On Sun, Apr 28, 2019 at 05:25:38PM -0400, Waiman Long wrote:
During my rwsem testing, it was found that after a down_read(), the reader count may occasionally become 0 or even negative. Consequently, a writer may steal the lock at that time and execute with the reader in parallel thus breaking the mutual exclusion guarantee of the write lock. In other words, both readers and writer can become rwsem owners simultaneously.
The current reader wakeup code does it in one pass to clear waiter->task and put them into wake_q before fully incrementing the reader count. Once waiter->task is cleared, the corresponding reader may see it, finish the critical section and do unlock to decrement the count before the count is incremented. This is not a problem if there is only one reader to wake up as the count has been pre-incremented by 1. It is a problem if there are more than one readers to be woken up and writer can steal the lock.

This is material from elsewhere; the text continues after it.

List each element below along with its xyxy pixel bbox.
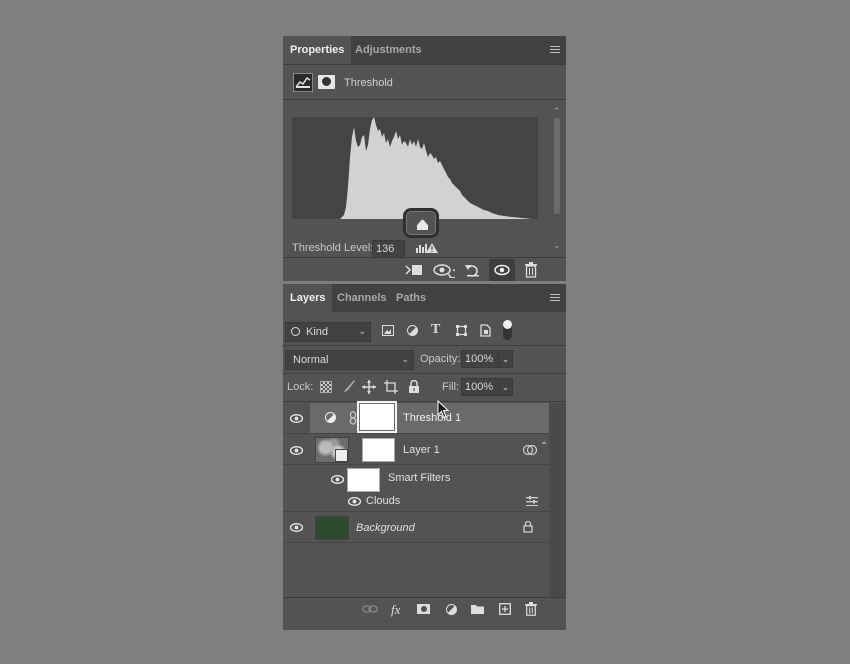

The wakeup was actually done in 2 passes before the v4.9 commit 70800c3c0cc5 ("locking/rwsem: Scan the wait_list for readers only once"). To fix this problem, the wakeup is now done in two passes again. In the first pass, we collect the readers and count them. The reader count is then fully incremented. In the second pass, the waiter->task is then cleared and they are put into wake_q to be woken up later.
Fixes: 70800c3c0cc5 ("locking/rwsem: Scan the wait_list for readers only once")
It is effectively a revert of that patch, right? Just written more clever.